Bruxelles-les-Eaux

Maelström RéEvolution, 2010

Les booklegs sont des livrets de performance poétique, édités par Maelström RéEvolution. La collection Bruxelles se conte allie écriture et oralité, tout en rendant hommage à une ville, Bruxelles, par la voix de ses conteurs et auteurs qui en sont les âmes parlantes…

Le bookleg Bruxelles-les-Eaux d’Evelyne Guzy a fait l’objet de lectures en public, à la boutique 414 Maelström et chez Filigranes, en compagnie d’autres auteurs de la collection.

Résumé

Une personne ordinaire se fait peu à peu invisible dans sa ville. Destin commun à de nombreux hommes de la rue, parfois dénommés clochards… Une fable contemporaine avec en toile de fond l’univers reconnaissable de la ville de Bruxelles et son vaste Bois de la Cambre…

« Un joli talent de conteuse. Un texte original, surprenant, déroutant… et joliment troussé ! » (Bernard Delcord sur les sites Homelit, Lire est un plaisir, Radio Nostalgie).

Extrait

Je suis né sous le signe du poisson. Sans doute n’est-ce pas un hasard. Toute ma vie fut aquatique. Je me revendique du peuple des eaux et je ne quitte jamais de plus d’un kilomètre mon lieu de résidence clandestin. Depuis des décennies, on l’appelle le Chalet Robinson. Il vient de renaître de ses cendres. Réel ou fantomatique, je ne l’ai jamais abandonné. Pour moi, Bruxelles est une ville d’eau et le lac du Bois de la Cambre le liquide amniotique qui a bercé mon enfance. Je n’ai jamais osé m’en extraire.

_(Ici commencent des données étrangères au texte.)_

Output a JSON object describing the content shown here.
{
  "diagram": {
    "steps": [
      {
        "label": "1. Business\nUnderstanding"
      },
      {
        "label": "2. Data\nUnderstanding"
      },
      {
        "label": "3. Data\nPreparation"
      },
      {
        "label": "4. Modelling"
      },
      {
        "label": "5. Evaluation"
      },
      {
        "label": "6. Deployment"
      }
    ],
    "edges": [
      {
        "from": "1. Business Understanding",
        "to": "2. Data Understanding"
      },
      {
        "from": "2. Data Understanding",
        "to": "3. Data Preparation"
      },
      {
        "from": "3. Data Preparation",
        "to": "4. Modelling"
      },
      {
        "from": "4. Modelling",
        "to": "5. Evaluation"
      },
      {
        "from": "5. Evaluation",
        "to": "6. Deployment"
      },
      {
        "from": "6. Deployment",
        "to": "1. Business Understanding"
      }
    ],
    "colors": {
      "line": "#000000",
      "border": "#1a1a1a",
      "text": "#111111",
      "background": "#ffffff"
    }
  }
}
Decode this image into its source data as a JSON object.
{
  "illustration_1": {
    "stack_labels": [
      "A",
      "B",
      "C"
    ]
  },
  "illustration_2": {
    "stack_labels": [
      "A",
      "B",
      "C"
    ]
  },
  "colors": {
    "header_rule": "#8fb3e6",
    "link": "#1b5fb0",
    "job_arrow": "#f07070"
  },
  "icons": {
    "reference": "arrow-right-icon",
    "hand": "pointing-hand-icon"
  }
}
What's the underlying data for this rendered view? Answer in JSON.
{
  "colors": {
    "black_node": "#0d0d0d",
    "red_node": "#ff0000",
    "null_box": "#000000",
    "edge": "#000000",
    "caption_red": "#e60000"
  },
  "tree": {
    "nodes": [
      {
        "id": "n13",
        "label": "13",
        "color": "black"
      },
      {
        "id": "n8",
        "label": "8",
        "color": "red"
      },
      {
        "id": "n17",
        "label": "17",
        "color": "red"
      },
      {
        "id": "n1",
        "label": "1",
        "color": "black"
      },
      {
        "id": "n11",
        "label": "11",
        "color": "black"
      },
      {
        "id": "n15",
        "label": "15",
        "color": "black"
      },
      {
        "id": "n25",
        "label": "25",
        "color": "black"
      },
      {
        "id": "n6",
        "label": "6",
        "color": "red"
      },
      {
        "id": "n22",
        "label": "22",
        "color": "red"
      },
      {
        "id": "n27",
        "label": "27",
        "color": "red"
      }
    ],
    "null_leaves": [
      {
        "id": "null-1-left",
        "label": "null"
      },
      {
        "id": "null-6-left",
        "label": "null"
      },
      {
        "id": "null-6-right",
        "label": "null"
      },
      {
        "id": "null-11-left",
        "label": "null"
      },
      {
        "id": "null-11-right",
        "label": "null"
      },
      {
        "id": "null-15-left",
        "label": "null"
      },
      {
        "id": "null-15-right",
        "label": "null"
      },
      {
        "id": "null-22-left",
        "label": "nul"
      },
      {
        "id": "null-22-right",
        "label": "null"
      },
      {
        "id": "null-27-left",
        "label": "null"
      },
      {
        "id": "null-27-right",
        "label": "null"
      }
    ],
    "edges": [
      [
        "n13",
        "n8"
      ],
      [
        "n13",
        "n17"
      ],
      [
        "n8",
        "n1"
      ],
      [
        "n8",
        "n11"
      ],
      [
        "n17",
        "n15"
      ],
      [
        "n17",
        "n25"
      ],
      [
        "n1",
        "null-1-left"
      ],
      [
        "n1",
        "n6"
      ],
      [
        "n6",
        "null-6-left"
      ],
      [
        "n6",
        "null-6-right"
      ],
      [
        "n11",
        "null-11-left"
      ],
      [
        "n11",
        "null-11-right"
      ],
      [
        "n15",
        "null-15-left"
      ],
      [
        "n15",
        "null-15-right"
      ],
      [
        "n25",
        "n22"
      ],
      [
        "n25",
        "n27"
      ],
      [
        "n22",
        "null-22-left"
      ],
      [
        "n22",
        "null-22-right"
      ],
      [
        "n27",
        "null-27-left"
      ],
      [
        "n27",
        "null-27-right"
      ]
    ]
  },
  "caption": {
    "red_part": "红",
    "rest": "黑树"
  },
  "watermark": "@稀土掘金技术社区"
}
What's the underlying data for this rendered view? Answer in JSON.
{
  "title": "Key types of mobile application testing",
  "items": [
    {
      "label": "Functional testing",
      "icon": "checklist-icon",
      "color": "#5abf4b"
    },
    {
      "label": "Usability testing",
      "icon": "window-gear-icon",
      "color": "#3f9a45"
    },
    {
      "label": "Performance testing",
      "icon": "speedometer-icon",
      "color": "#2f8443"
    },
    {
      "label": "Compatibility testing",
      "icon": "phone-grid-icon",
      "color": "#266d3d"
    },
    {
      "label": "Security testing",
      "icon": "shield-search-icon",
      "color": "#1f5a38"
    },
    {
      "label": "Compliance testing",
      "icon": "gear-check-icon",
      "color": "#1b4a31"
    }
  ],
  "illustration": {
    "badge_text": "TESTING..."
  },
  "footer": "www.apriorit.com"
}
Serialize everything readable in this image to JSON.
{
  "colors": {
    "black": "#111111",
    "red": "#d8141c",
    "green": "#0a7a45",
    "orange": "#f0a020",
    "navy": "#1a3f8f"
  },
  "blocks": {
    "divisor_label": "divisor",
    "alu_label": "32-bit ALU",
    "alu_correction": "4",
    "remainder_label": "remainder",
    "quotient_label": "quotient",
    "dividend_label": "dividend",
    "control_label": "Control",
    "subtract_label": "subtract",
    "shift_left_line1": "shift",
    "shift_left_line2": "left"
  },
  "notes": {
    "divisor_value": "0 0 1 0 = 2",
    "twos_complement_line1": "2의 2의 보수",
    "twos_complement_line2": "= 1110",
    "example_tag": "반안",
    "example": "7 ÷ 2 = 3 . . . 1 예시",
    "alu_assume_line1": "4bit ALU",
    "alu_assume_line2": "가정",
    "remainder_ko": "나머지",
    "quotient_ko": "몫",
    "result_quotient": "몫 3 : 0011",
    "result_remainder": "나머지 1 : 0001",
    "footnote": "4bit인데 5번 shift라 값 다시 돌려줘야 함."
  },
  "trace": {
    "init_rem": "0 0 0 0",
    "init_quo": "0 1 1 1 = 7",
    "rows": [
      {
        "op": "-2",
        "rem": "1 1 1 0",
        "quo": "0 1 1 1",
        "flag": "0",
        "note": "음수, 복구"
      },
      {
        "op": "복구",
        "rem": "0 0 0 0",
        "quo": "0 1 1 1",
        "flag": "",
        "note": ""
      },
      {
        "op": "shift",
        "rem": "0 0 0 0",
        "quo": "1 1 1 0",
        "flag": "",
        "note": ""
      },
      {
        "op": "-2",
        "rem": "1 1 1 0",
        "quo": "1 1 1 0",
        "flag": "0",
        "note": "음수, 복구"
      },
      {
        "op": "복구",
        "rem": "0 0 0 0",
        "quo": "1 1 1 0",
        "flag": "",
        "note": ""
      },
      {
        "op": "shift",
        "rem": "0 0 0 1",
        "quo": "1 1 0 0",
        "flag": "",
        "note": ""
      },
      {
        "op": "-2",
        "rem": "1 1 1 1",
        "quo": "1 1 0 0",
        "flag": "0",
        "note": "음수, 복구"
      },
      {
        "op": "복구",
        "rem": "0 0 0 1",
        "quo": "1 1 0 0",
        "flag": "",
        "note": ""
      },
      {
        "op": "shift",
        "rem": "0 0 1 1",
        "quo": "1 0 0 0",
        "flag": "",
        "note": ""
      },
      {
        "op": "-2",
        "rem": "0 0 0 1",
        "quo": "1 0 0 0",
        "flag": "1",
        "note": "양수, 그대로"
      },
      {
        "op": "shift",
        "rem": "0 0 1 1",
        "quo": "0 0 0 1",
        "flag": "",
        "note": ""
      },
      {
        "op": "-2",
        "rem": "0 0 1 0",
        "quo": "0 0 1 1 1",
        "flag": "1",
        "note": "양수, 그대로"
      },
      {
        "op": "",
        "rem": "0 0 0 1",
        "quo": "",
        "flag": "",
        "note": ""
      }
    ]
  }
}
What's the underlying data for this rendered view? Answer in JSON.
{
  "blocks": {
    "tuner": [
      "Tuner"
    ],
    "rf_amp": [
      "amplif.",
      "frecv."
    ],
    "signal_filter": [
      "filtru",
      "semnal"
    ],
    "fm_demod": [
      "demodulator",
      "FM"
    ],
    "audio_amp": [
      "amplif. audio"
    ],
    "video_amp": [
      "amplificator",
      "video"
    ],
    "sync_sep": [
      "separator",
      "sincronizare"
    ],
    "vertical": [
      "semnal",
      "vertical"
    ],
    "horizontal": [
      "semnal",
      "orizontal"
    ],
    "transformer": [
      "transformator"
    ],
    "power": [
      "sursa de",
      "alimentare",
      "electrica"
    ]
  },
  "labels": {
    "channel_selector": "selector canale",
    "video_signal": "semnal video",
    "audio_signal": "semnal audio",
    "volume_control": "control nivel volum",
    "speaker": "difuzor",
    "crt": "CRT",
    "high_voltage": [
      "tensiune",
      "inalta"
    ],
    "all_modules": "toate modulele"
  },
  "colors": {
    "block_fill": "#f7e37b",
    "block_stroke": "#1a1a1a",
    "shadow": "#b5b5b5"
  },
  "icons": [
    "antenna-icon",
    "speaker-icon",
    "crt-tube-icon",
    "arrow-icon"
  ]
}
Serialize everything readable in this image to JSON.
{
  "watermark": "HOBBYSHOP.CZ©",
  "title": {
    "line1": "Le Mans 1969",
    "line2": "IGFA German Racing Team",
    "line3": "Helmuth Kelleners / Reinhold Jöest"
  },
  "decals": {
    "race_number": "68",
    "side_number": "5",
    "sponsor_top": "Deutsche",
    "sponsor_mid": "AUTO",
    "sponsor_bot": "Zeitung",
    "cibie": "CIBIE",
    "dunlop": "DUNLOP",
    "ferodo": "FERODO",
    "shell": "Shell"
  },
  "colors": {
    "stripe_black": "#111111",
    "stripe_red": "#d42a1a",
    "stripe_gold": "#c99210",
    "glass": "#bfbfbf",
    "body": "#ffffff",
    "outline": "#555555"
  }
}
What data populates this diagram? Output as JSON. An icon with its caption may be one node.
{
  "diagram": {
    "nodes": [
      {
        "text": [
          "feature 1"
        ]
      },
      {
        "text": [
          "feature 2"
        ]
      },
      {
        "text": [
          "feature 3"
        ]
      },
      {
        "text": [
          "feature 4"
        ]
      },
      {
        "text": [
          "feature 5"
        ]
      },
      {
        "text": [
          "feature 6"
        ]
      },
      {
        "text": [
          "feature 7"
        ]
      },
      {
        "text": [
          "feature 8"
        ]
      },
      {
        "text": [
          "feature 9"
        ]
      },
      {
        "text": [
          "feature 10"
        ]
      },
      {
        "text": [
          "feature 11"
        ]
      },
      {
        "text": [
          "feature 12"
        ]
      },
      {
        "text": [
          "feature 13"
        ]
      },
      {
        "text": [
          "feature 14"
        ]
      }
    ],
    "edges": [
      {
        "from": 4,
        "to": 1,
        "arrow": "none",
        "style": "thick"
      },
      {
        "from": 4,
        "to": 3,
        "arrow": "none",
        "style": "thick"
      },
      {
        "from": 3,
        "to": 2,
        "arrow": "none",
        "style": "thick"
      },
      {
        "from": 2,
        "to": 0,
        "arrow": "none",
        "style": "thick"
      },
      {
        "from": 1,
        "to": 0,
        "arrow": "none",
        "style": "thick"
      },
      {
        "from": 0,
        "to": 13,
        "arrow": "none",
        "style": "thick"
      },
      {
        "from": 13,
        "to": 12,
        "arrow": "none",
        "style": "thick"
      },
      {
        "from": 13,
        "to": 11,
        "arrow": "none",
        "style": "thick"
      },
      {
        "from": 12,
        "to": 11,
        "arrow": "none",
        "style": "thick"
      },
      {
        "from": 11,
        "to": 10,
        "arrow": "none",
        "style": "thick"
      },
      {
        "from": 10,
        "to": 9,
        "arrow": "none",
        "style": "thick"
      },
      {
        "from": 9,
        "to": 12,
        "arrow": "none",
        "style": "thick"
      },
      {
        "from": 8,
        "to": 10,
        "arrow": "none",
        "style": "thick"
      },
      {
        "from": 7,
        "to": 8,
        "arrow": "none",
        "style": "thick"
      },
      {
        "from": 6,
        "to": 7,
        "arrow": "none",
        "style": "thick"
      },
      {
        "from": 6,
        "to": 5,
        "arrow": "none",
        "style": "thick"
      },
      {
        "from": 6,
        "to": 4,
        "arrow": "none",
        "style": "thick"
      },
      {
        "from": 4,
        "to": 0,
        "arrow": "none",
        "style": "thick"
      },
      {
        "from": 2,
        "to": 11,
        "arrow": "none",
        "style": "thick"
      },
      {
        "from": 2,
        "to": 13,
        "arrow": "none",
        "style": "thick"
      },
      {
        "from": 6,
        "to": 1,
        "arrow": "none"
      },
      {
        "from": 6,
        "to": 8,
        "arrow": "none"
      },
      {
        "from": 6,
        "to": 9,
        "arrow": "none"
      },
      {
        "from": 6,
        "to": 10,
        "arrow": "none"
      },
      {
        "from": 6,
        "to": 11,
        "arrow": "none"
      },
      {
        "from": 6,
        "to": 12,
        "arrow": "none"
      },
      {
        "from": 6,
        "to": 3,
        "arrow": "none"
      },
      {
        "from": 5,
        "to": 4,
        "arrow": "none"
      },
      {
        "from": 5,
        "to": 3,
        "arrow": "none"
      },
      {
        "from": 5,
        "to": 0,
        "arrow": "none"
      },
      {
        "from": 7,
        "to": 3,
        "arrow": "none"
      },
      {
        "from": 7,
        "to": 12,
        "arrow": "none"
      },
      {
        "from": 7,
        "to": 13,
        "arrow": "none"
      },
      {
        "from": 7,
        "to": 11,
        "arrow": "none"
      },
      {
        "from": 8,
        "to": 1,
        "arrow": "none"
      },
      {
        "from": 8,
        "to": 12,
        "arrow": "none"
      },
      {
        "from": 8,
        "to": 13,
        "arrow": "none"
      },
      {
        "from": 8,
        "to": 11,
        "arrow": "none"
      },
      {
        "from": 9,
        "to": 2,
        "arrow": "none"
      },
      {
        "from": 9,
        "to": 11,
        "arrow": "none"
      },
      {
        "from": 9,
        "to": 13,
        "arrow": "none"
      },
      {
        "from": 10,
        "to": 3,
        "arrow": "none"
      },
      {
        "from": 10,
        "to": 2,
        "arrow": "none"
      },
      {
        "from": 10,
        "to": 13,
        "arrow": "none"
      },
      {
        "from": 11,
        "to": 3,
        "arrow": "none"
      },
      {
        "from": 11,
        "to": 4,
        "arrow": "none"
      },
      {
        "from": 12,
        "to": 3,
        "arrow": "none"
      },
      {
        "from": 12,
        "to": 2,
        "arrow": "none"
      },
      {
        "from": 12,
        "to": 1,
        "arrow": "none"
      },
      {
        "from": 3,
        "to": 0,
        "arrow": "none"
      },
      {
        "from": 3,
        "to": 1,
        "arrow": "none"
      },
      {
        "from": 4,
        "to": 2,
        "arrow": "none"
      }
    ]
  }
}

Lorsqu’un type comme moi vous raconte sa vie, c’est toujours la même histoire. Famille noble ou roturière, origines communes ou cachées, enfance noire ou idyllique, tout commence à la naissance. Grave erreur ! Le plus déterminant a certainement été ces neufs mois – presque dix ! – passés dans le ventre de ma mère. Ah, les doux glouglous de la poche des eaux, comment aurais-je pu m’en passer ensuite ? Et la paisible circulation de tous les fluides maternels… Jamais je n’ai retrouvé cette sensation de plénitude, même le sexe enfoncé au sein d’une femme, le corps comme liquéfié par tant d’humeurs mélangées. Aussi grand que soit mon talent d’amant, aussi vorace que soient les maîtresses qui se sont succédé sur mon matelas à eau, aucune femme ne m’aurait aspiré tout entier. Plus jamais je n’ai baigné dans la douce plénitude des mers maternelles. Toute ma vie cependant, je les ai cherchées en vain. En un seul lieu, je m’en suis approché. Près d’un chalet perdu puis retrouvé au cœur d’un lac artificiel, certes. Mais une fois notre corps extrait de celui de notre mère, jamais plus nous ne sommes si près de la vraie nature du grand tout, où toi est moi, l’endroit l’envers, l’eau le feu et le mouvement la stabilité.

Comme toute destinée, la mienne était toute tracée. Bien avant ma naissance, ma mère avait décidé de me surnommer « ma crevette ». Il est vrai que l’état de fœtus est esthétiquement peu avantageux, surtout au début, et que ma cervelle à l’époque était aussi performante que celle d’un crustacé. Mine de rien, cependant, ce petit sobriquet m’a marqué. J’ai compris que ma maman m’associait à l’aqueux, au glissant, au flottant. Une nouvelle vocation était née, mais comment l’exprimer lorsqu’on vit en ville et qu’on déteste voyager, surtout loin de sa génitrice ? J’ai attendu plusieurs années avant de trouver l’amorce d’une solution.

Dans le ventre de Maman, j’étais loin de toutes ces réflexions. Durant dix mois j’ai nagé, pirouetté, toqué, souris, avalé… et espionné le monde extérieur. Mon père essayait désespérément de m’envoyer des coups de trique pour reconquérir ma mère… mais rien à faire, à cette époque pour elle j’étais le premier, sinon l’unique, objet de son attention. Je baignais dans le bonheur. Un mois après le terme cependant, effrayé par mon ardeur à m’accrocher à la grotte utérine, le gynécologue a décidé de percer la poche des eaux. Quel déluge ! Tout mon monde détruit. On m’a même enlevé de l’eau des poumons, puis, pour me consoler, on m’a plongé dans un bain chaud. Trop court, trop faux. Et pour couronner le tout, le visage hilare de mon père, ravi de me voir libérer le corps de sa femme. L’hypocrite, il dit qu’il m’a aimé tout de suite. Moi pas.